Hemphill, whose Norfolk church grew from 975 members to 6,529 during his decade in the pastorate, is currently director of the Southern Baptist Center for Church Growth.

He is taking the reins at a seminary that has been split by controversy over the rancorous dismissal of former president Russell Dilday in March. But even Dilday has called Hemphill, 46, a good choice for the job, "a supportive friend through the years."

Sexuality issues

Conflicts over sexuality issues continue to plague several U.S. denominations, with studies and resolutions and broadsides being fired at national and regional meetings.

There is evidence, however, that many are growing weary of the debate.

The Church of the Brethren, for instance, at its annual meeting in Wichita, Kan., last month, heard a report from the Standing Committee on Homosexual Concerns urging congregations "to refrain from requesting additional policy statements at the Annual Conference on the homosexual issue for the next five years."

The committee did recommend the appointment of a subcommittee to "facilitate dialogue" on the subject, however.

A committee of the Evangelical Church in America this month expressed its "dis-ease" with a mandate to produce a social statement on human sexuality for a vote in 1995 by the Churchwide Assembly. The committee cited "great differences among our people in how we interpret Scripture" and a lack of preparation time for its bid to delay the vote.

Aid for children

A primary concern for United Methodists working with refugees in Zaire is the establishment of homes and hospitals for children. Bishop Felton C. May, who is leading a church delegation to refugee camps in early August, said news stories about children who have lost their parents through disease, violence or starvation points up a critical need.
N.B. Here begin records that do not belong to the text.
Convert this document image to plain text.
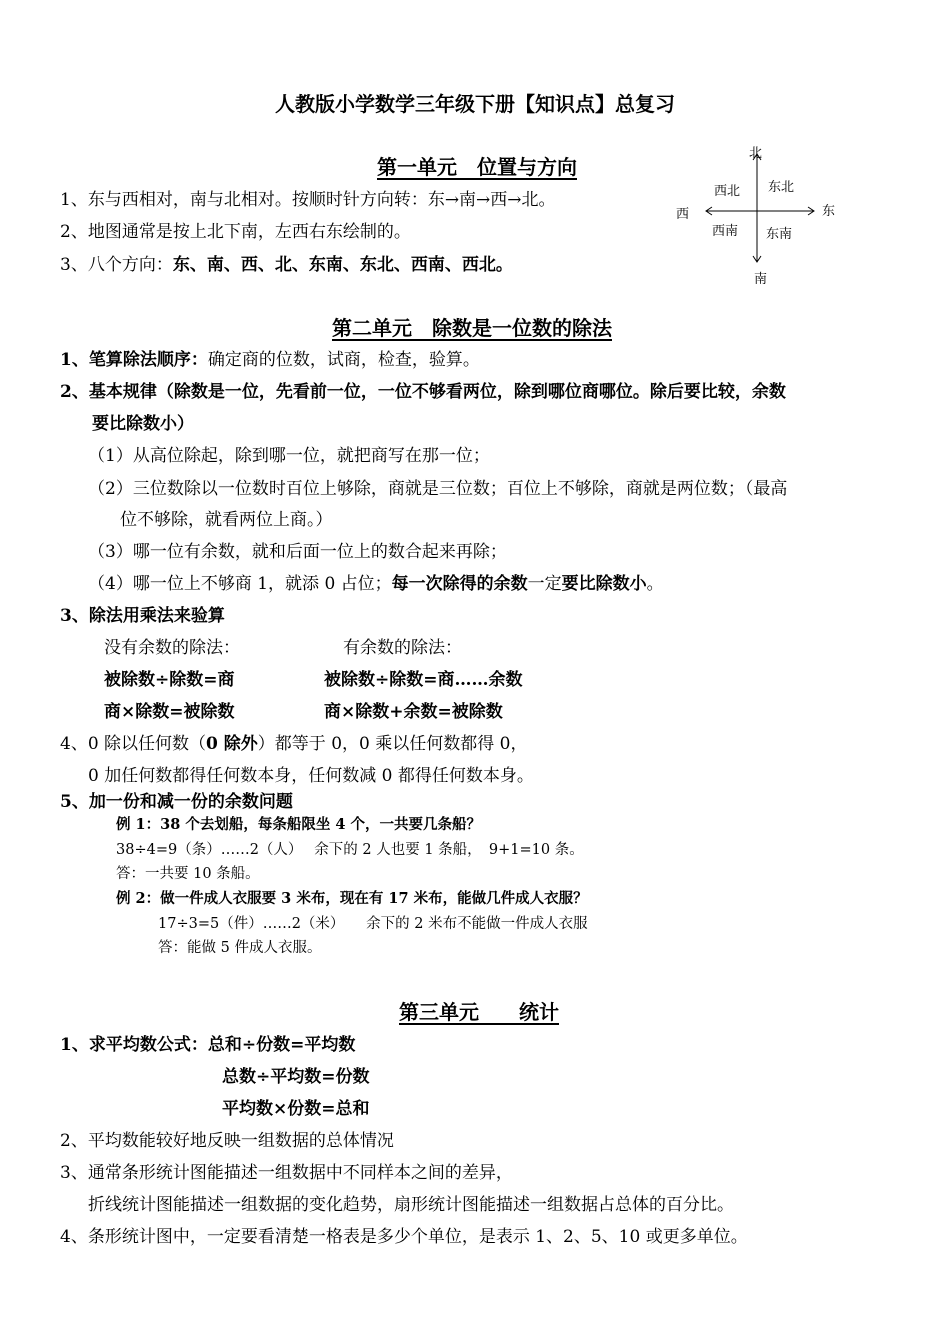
人教版小学数学三年级下册【知识点】总复习
第一单元　位置与方向
1、东与西相对，南与北相对。按顺时针方向转：东→南→西→北。
2、地图通常是按上北下南，左西右东绘制的。
3、八个方向：东、南、西、北、东南、东北、西南、西北。
北
南
西	东
西北 东北
西南 东南
第二单元　除数是一位数的除法
1、笔算除法顺序：确定商的位数，试商，检查，验算。
2、基本规律（除数是一位，先看前一位，一位不够看两位，除到哪位商哪位。除后要比较，余数
要比除数小）
（1）从高位除起，除到哪一位，就把商写在那一位；
（2）三位数除以一位数时百位上够除，商就是三位数；百位上不够除，商就是两位数；（最高
位不够除，就看两位上商。）
（3）哪一位有余数，就和后面一位上的数合起来再除；
（4）哪一位上不够商 1，就添 0 占位；每一次除得的余数一定要比除数小。
3、除法用乘法来验算
没有余数的除法：	有余数的除法：
被除数÷除数=商	被除数÷除数=商……余数
商×除数=被除数	商×除数+余数=被除数
4、0 除以任何数（0 除外）都等于 0，0 乘以任何数都得 0，
0 加任何数都得任何数本身，任何数减 0 都得任何数本身。
5、加一份和减一份的余数问题
例 1：38 个去划船，每条船限坐 4 个，一共要几条船？
38÷4=9（条）……2（人）　 余下的 2 人也要 1 条船，　9+1=10 条。
答：一共要 10 条船。
例 2：做一件成人衣服要 3 米布，现在有 17 米布，能做几件成人衣服？
17÷3=5（件）……2（米）　　余下的 2 米布不能做一件成人衣服
答：能做 5 件成人衣服。
第三单元　　统计
1、求平均数公式：总和÷份数=平均数
总数÷平均数=份数
平均数×份数=总和
2、平均数能较好地反映一组数据的总体情况
3、通常条形统计图能描述一组数据中不同样本之间的差异，
折线统计图能描述一组数据的变化趋势，扇形统计图能描述一组数据占总体的百分比。
4、条形统计图中，一定要看清楚一格表是多少个单位，是表示 1、2、5、10 或更多单位。
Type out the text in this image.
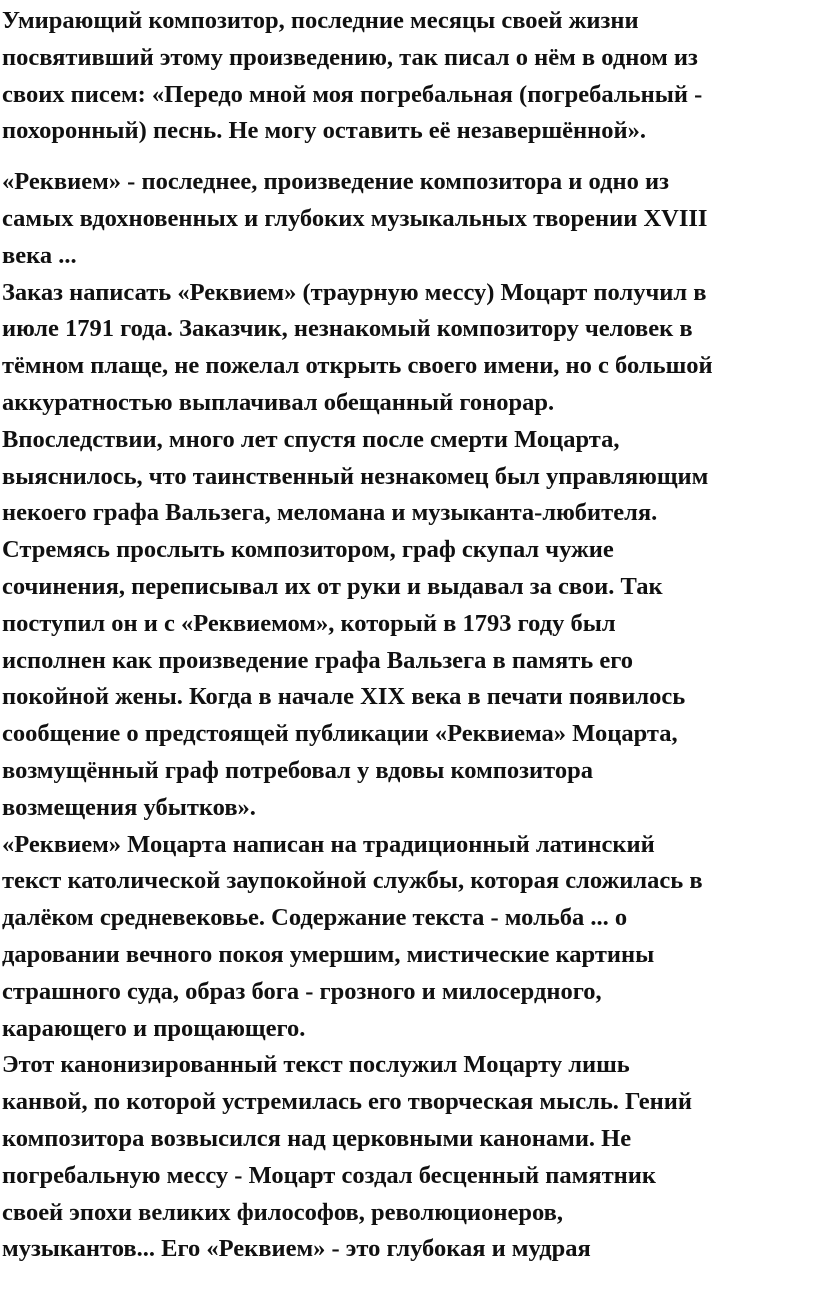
Умирающий композитор, последние месяцы своей жизни
посвятивший этому произведению, так писал о нём в одном из
своих писем: «Передо мной моя погребальная (погребальный -
похоронный) песнь. Не могу оставить её незавершённой».

«Реквием» - последнее, произведение композитора и одно из
самых вдохновенных и глубоких музыкальных творении XVIII
века ...

Заказ написать «Реквием» (траурную мессу) Моцарт получил в
июле 1791 года. Заказчик, незнакомый композитору человек в
тёмном плаще, не пожелал открыть своего имени, но с большой
аккуратностью выплачивал обещанный гонорар.

Впоследствии, много лет спустя после смерти Моцарта,
выяснилось, что таинственный незнакомец был управляющим
некоего графа Вальзега, меломана и музыканта-любителя.
Стремясь прослыть композитором, граф скупал чужие
сочинения, переписывал их от руки и выдавал за свои. Так
поступил он и с «Реквиемом», который в 1793 году был
исполнен как произведение графа Вальзега в память его
покойной жены. Когда в начале XIX века в печати появилось
сообщение о предстоящей публикации «Реквиема» Моцарта,
возмущённый граф потребовал у вдовы композитора
возмещения убытков».

«Реквием» Моцарта написан на традиционный латинский
текст католической заупокойной службы, которая сложилась в
далёком средневековье. Содержание текста - мольба ... о
даровании вечного покоя умершим, мистические картины
страшного суда, образ бога - грозного и милосердного,
карающего и прощающего.

Этот канонизированный текст послужил Моцарту лишь
канвой, по которой устремилась его творческая мысль. Гений
композитора возвысился над церковными канонами. Не
погребальную мессу - Моцарт создал бесценный памятник
своей эпохи великих философов, революционеров,
музыкантов... Его «Реквием» - это глубокая и мудрая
The bishop envisions expansion of facilities the church already maintains in the area and the possible importing of western medical personnel who would volunteer in short-term projects.

Feminism position

In Irving, Texas, recently those attending a convention of Good News, a conservative United Methodist coalition often critical of the church's national leadership, heard that Christians must support feminism as fair treatment of women but must reject non-Biblical ideology. The group continues to complain about a "re-imaging conference" held nine months ago in Minneapolis, which critics said held the "goddess of Wisdom" above God.

The Rev. Edmund W. Robb Jr., who has been associated with Good News for the 27 years of its existence, presented "an evangelical response to biblical faith and radical feminism." Robb, a United Methodist clergyman who runs an evangelistic association based in Marshall, Texas, also is chairman of the conservative Institute for Religion and Democracy. Before his presentation the Good News governing board honored him for 30 years as an evangelist.